What does this mean for you?
Market narratives can reprice a company in a hurry, especially when tied to high-growth themes like AI. It highlights the influence of sentiment over fundamentals in the short term, increased volatility around strategic pivots, and how credibility and execution risk can shape whether gains hold or fade.
Moderate & Mellow Markets
A Steady Giant Finds Growth Through Small Changes
PepsiCo (PEP) popped past expectations, delivering solid quarterly results. Price cuts on snacks like Lay’s and Doritos helped boost North American sales for the first time in a year, while steady demand for diet sodas offset earlier shifts toward cheaper or healthier options. The company is streamlining operations through cost cuts and fewer products, and updating brands like Gatorade with lower-sugar options to match changing preferences.
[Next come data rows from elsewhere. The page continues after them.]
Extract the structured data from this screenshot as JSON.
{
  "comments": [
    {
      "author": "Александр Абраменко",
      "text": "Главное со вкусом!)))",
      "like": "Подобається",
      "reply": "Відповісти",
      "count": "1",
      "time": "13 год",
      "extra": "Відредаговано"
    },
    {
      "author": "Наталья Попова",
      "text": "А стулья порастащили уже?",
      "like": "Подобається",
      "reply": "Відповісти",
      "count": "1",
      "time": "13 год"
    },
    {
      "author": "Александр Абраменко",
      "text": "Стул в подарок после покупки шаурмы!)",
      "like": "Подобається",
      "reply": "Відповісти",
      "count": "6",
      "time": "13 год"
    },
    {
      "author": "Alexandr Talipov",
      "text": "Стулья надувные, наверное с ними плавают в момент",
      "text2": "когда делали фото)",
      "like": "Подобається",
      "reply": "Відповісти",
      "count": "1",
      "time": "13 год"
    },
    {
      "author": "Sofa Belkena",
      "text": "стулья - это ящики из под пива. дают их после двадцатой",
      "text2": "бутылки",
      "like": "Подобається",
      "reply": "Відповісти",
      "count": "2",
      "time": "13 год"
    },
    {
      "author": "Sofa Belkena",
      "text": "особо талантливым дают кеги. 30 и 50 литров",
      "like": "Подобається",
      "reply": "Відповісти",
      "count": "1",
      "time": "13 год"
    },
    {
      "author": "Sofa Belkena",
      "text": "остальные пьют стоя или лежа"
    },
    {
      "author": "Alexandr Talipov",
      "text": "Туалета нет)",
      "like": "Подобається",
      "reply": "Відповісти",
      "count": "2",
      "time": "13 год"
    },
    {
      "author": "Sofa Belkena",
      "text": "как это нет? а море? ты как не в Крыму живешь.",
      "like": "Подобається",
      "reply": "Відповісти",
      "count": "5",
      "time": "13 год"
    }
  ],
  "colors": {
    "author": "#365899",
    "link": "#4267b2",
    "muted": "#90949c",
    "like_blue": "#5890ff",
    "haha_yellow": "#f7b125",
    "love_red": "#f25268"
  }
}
Despite ongoing economic and geopolitical uncertainty, PepsiCo reaffirmed its outlook and remains focused on efficiency and innovation.
What does this mean for you?
Small price cuts can quickly bring shoppers back, even for big established brands. It also suggests growth is coming more from managing costs and simplifying products than from big new demand. Overall, it points to steadier results being driven by efficiency and pricing balance rather than strong sales growth.
ESG
Canada Moves to Define What ‘Green’ Really Means
Canada has launched a sustainable finance initiative by appointing leadership for a new council that will define “green” and “transition” investments and guide companies toward net zero. It will create a national system to classify climate-aligned activities and provide guidance on transition plans, aiming to improve consistency and reduce greenwashing. Officials say it will align Canada with global standards and attract climate-focused capital. For companies and investors, it is expected to influence disclosures, financing decisions, and access to capital as sustainability rules become more formalized.
What does this mean for you?
This could mean sustainability definitions will become more standardized and enforceable, which reduces ambiguity in how assets are labeled and compared. That tends to shift capital toward companies with clearer transition pathways and stronger data transparency, while increasing scrutiny on firms with weaker disclosures or harder-to-verify emissions claims.